My emphases and comments:
Damian Thompson reports on the sabotage of the September 18 prayer Vigil for the Pope on his visit to the UK will consist mostly of pseudo-folk music from the 1970s and 80s. The detailed program is listed here, but what I really do not understand is why it is necessary to trot out huge forces of instruments and singers for such a thing.
This is mostly unison music that most Catholics could rattle off in their sleep. It isn’t really choral music at all. It’s just a series of small tunes, best performed with a guitar, sitting on a stone by the fireside at a youth encounter thirty years ago.
Talk about over-egging the pudding: "The choir will consist of 160 singers from nearly all the dioceses in England and Wales. Together with 50 singers and 50 musicians from the New English Orchestra, you will provide the majority of the accompaniment to the Vigil. You will also be on stage (under cover should it rain) and in close proximity to the Holy Father. It should be an experience to cherish for many years."
Oh, there is one grand piece: Hallelujah Chorus by Handel. This is also something that I do not understand. There are many good things to say about this piece and they would all be easier to say if this piece hadn’t become the world’s most notorious musical cliche, second only to the opening notes of Beethoven’s 5th.

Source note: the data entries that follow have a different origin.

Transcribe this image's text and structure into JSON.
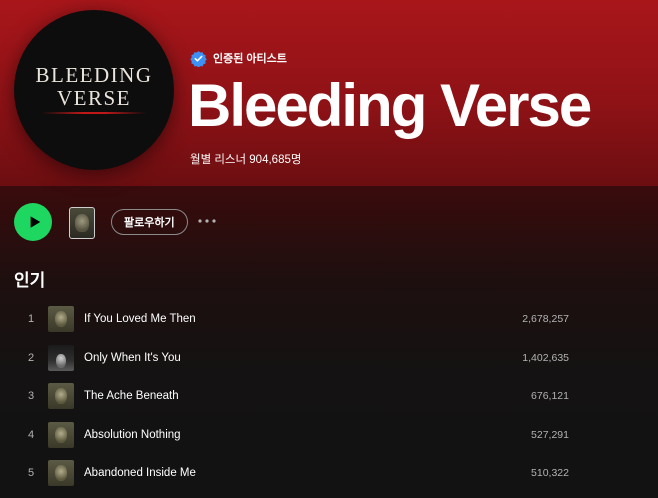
{
  "artist": {
    "verified_label": "인증된 아티스트",
    "name": "Bleeding Verse",
    "monthly_listeners": "월별 리스너 904,685명",
    "avatar_logo_line1": "BLEEDING",
    "avatar_logo_line2": "VERSE"
  },
  "controls": {
    "follow_label": "팔로우하기"
  },
  "popular": {
    "heading": "인기",
    "tracks": [
      {
        "num": "1",
        "title": "If You Loved Me Then",
        "plays": "2,678,257"
      },
      {
        "num": "2",
        "title": "Only When It's You",
        "plays": "1,402,635"
      },
      {
        "num": "3",
        "title": "The Ache Beneath",
        "plays": "676,121"
      },
      {
        "num": "4",
        "title": "Absolution Nothing",
        "plays": "527,291"
      },
      {
        "num": "5",
        "title": "Abandoned Inside Me",
        "plays": "510,322"
      }
    ]
  },
  "colors": {
    "hero": "#a8161a",
    "play_button": "#1ed760",
    "verified": "#3d91f4"
  },
  "icons": {
    "verified": "verified-badge-icon",
    "play": "play-icon",
    "more": "more-icon"
  }
}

[And this is a part to pay attention to:] But even if we consider the intended purpose of the piece, it is a composition for religious theater, by a Protestant for Protestants. This doesn’t mean that it is bad, or something that should be banned from Catholic circles, but there is a downside for any community that cannot define itself with its own magnificent forms of cultural expression [there it is!] but instead relies on rehashing other people’s traditions. It is not necessary to make Handel central when you have a Catholic musical tradition inclusive of Tallis and Byrd.
I have detected a trend for Catholic gatherings of this sort to use the Hallelujah Chorus as a signaling device, as if you suggest "Lest you think that we only sing small ditties about journeys of love, here’s a big classical piece just to show you what we could do if we wanted to."
This is a direct hit.
I resonate with what Mr. Tucker says about other people’s tradition.
For example, I know that there is presently a revival of Catholic architecture in the Latin Church in part with the integration of elements from the Greek Byzantine tradition. I like the Byzantine tradition. But I think we Latins have our own styles and traditions.
Why do we have to turn to the Easterners in order to reclaim the sacred and transcendent?